Social parnership deal a missed chance, says charity

Ireland’s leading children’s charity today branded the latest social partnership agreement a missed opportunity.

Ireland’s leading children’s charity today branded the latest social partnership agreement a missed opportunity.

It is the second time in as many days the Government has come in for criticism over the deal from a major voluntary organisation.

Barnardos indicated the ten-year agreement had fallen short of its expectations on a number of key matters. In particular, it said the deal failed to:

:: set a minimum standard of living.

:: help families who can’t afford health care.

:: take measures to keep disadvantaged children in school longer.

:: implement a national school meals programme.

:: roll out a school books rental scheme.

“We have serious concerns in relation to the gaps we see in the current social partnership deal as they relate to children and families and the agreement looks like shaping up to be a missed opportunity,” said Barnardos Policy Officer, June Tinsley.

“While we welcome the provision for an additional 100 posts to the National Education and Welfare Board and the National Educational Psychological Service by 2009, there are a number of measures the Government could undertake to ensure that children from disadvantaged areas have a greater chance of staying in school.

“For example, rolling out of a national school meals scheme as well an extension of the School Books Rental scheme to all schools.

“Likewise there is no explicit commitment to ensuring a minimum standard of living for families living in poverty which means raising welfare rates to 30% of average industrial income.”

The agreement would make no difference to the health of many families in the state who can not afford medical care, according to Ms Tinsley.

“The take-up rate of the doctor-only medical cards has been very slow – of the 200,000 of these cards made available only 18,000 have been taken up.

“Yet the proposed agreement makes no mention of extending the full medical card to families who cannot afford medicines.

“Again while there is a commitment to review entitlement to the medical card, the fact is there are families who should be getting full medical care but cannot afford the GP-only card, not to mention private health insurance.
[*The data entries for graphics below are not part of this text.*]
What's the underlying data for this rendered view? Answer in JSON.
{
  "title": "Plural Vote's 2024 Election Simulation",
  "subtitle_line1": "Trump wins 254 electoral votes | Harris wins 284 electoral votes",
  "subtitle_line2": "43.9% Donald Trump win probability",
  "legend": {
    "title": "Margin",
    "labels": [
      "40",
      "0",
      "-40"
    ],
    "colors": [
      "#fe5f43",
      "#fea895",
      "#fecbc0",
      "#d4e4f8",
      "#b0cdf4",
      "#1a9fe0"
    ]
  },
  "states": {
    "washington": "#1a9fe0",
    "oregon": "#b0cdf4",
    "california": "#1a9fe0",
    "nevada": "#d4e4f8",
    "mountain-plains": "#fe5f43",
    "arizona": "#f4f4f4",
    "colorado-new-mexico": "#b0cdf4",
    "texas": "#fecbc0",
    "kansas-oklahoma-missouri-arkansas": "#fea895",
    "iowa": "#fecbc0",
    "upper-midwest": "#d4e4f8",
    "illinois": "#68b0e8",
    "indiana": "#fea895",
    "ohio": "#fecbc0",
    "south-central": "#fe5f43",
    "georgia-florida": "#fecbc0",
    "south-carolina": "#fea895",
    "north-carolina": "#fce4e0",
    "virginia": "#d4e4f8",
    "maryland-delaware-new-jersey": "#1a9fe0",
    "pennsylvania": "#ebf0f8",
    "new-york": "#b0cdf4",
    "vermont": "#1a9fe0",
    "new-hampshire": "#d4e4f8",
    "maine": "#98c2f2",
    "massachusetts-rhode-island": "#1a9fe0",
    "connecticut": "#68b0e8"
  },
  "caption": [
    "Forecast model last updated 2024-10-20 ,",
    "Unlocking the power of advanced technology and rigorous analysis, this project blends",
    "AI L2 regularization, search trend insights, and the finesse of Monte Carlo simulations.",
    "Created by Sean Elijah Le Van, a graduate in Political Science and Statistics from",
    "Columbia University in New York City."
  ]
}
Every day has the potential to be a medical emergency for them,” she said.

The Society of St. Vincent de Paul yesterday said the agreement had a number of “key gaps”, including some of those highlighted by Barnardos.

It wanted to see more done on the welfare rate, medical card provision, social housing, early childhood care, domestic fuel and waste costs and more help for asylum seekers. The society is to formally consider the agreement at a meeting next month.